Saint-Gobain Wins LeBow’s Social Impact Award

On Nov. 17, Drexel University President John Fry and LeBow College Dean Frank Linnehan, PhD, presented Saint-Gobain with the inaugural LeBow College of Business Social Impact Award during the College’s Advisory Board and Councils Meeting. The award recognizes innovative companies that have made a positive impact on society through corporate social responsibility programs.

Saint-Gobain is one of the world’s largest materials companies with over 350 years of history connecting the company to materials used in project ranging from the Louvre, Hall of Mirrors in in Versailles to the World Trade Center and Mars Rover. However, it is the company’s commitment to science, technology, engineering and math (STEM) education that led Drexel to select Saint-Gobain for the award. The company, based in Malvern, has created partnerships with YouthBuild USA and US2020.

“Now more than ever, we must recognize organizations, whether public, private, educational or non-profit, that are improving the lives of community members, employees and making the world a better place for future generations,” said Linnehan.
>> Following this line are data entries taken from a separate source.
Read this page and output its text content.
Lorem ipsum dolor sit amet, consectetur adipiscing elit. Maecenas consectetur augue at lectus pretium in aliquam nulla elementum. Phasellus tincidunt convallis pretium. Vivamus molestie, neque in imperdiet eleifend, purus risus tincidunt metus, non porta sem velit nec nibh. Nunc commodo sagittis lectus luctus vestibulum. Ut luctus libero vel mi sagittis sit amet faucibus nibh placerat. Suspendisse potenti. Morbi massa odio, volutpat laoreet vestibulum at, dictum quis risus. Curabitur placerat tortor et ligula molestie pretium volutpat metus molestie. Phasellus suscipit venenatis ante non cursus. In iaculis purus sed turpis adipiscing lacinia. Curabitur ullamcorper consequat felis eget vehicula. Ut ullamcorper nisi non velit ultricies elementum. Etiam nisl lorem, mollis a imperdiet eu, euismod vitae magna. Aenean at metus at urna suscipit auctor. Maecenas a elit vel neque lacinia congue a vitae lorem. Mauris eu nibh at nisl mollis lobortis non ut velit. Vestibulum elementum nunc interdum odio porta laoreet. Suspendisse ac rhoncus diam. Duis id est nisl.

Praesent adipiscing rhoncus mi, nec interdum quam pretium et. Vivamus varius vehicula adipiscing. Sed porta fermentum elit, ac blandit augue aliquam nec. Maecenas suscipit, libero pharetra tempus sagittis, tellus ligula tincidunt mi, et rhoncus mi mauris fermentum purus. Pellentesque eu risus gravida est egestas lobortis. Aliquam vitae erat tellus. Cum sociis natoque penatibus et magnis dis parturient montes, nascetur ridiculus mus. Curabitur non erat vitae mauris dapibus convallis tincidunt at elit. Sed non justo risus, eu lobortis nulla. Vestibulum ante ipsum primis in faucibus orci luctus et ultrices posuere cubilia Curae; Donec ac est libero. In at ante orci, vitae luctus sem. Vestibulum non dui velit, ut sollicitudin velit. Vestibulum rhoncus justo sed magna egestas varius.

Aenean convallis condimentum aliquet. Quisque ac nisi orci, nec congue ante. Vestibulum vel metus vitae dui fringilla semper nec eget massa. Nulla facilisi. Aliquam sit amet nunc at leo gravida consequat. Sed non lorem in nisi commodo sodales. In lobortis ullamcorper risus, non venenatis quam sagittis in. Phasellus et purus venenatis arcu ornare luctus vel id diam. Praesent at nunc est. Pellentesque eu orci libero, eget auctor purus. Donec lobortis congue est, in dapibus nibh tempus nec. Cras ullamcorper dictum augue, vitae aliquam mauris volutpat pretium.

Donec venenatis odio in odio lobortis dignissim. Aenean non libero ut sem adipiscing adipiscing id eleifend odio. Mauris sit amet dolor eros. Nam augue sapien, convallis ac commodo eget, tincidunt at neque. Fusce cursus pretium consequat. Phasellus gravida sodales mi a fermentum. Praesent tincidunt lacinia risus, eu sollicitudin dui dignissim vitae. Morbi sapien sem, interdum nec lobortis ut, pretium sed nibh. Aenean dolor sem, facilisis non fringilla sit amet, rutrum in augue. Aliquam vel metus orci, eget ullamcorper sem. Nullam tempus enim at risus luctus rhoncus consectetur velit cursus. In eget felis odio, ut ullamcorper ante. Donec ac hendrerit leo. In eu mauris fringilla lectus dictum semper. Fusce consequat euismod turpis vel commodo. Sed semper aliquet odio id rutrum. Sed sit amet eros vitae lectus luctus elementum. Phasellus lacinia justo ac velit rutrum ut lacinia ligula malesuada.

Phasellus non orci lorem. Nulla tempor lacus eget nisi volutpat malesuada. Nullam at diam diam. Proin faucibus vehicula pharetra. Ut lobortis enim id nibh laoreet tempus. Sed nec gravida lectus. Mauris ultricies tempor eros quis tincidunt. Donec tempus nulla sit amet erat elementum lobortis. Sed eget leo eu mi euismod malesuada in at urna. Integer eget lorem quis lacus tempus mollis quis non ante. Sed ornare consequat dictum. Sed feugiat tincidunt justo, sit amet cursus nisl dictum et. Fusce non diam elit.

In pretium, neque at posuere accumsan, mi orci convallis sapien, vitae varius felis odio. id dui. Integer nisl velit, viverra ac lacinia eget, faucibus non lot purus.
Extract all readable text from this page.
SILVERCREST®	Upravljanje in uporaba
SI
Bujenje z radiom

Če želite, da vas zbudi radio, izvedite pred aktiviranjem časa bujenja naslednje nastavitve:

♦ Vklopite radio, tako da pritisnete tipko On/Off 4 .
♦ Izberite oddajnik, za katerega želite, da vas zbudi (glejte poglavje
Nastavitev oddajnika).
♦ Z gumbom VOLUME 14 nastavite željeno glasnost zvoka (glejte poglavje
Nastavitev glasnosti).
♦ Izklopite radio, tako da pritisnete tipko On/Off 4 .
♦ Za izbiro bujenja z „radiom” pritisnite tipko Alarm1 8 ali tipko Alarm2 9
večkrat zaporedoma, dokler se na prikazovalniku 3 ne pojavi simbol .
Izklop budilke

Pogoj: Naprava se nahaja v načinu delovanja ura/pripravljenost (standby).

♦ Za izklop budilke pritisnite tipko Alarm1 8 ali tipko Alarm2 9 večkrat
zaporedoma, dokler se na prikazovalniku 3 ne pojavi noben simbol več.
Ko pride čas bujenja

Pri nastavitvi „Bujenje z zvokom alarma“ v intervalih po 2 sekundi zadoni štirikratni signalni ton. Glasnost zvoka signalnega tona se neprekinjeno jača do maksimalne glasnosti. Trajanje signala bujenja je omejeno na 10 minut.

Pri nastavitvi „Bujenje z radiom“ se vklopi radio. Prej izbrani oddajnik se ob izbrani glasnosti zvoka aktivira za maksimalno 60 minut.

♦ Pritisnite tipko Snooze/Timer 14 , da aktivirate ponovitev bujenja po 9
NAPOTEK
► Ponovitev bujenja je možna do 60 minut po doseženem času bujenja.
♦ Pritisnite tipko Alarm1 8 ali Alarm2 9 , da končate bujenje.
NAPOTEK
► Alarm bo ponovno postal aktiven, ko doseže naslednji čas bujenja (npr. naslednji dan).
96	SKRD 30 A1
Since 2010, Saint-Gobain has granted $1.35 million to YouthBuild USA, educating more than 1,050 students nationwide on environmental issues and sustainable building practices. Locally, Saint-Gobain employees are committed to mentoring future generations to increase interest in STEM careers. They completed more than 1,500 hours volunteering with the YouthBuild Philadelphia Charter School, and employees share building science, engineering and math expertise with youth through Philadelphia’s US2020 program.

“We believe we can do well by doing good and supporting nonprofits that share a commitment to community development, energy conservation and environmental stewardship is central to that belief,” said John Crowe, President and CEO of Saint-Gobain. “Corporate social responsibility is not just a practice for Saint-Gobain, it’s fundamental to our culture and employees at every level.”
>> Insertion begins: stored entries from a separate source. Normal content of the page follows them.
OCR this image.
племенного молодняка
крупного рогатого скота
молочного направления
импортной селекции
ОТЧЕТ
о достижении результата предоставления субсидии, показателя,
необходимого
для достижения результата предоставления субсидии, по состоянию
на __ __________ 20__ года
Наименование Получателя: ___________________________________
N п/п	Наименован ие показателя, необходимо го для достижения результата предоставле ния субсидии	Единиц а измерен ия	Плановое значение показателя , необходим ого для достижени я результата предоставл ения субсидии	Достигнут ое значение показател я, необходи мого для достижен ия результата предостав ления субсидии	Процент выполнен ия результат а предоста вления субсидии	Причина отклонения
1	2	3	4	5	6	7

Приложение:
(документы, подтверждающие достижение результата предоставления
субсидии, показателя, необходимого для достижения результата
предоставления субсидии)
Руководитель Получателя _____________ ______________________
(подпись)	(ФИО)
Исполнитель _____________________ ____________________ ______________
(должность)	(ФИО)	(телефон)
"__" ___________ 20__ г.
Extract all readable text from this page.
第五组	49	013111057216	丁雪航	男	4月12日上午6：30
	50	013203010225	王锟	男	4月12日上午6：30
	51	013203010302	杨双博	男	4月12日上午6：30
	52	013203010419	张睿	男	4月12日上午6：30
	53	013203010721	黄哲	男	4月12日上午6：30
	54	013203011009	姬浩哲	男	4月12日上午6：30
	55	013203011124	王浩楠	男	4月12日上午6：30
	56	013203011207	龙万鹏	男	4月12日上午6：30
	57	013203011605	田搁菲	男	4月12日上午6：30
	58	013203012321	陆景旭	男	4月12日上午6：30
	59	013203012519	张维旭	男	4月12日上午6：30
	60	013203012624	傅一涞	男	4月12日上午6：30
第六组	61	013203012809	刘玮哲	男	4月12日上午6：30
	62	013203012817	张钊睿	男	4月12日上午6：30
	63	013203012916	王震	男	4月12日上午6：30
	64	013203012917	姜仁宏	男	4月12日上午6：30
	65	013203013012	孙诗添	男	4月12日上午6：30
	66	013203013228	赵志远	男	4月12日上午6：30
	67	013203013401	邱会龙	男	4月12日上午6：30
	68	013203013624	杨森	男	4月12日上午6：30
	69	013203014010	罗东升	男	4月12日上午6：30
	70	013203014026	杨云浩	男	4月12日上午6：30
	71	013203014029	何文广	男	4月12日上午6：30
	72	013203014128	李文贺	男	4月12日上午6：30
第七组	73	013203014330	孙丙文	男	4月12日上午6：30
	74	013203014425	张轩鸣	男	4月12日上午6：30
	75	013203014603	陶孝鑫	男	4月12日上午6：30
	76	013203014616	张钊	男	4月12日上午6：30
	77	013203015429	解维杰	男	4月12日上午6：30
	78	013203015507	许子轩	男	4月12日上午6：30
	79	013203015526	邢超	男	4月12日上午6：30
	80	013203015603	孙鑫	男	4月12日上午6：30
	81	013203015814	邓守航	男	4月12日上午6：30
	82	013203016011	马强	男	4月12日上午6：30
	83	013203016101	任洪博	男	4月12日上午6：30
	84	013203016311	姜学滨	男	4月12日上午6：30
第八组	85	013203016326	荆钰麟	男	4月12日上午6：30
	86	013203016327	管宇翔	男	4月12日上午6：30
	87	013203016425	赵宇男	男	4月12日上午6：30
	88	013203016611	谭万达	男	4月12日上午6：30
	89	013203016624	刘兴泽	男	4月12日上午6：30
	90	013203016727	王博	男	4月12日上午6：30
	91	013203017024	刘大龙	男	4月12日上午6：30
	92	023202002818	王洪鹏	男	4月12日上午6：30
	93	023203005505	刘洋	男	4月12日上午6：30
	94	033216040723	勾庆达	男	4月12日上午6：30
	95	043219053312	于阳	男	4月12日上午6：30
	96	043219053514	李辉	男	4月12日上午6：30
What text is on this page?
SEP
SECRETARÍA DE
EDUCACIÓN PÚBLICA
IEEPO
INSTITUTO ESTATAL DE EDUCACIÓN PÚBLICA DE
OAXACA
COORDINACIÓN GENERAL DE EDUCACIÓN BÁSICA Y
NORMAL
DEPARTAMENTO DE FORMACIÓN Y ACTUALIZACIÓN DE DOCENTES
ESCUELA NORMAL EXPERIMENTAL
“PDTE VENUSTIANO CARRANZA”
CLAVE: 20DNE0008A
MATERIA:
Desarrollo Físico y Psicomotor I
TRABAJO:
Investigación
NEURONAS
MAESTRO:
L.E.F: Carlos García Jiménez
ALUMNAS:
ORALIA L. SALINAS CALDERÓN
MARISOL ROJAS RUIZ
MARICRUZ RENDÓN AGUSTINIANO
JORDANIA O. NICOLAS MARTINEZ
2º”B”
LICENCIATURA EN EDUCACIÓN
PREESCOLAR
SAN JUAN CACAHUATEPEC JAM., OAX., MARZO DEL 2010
A tie between Saint-Gobain and LeBow seems to be a natural fit. According to Vice President of Communications Carmen Ferrigno, Saint-Gobain represents 15 generations of people solving unsolvable problems, and they are looking to Drexel to “help solve the next generation of unsolvable problems and train people to be leaders in areas that don’t even exist yet.”

The award was presented during a meeting that marked the first time advisory boards and councils from across the College came together at the same time. These board and council members offer important insights to keep LeBow relevant and up to date on innovation in the industry that affects the preparation provided to students.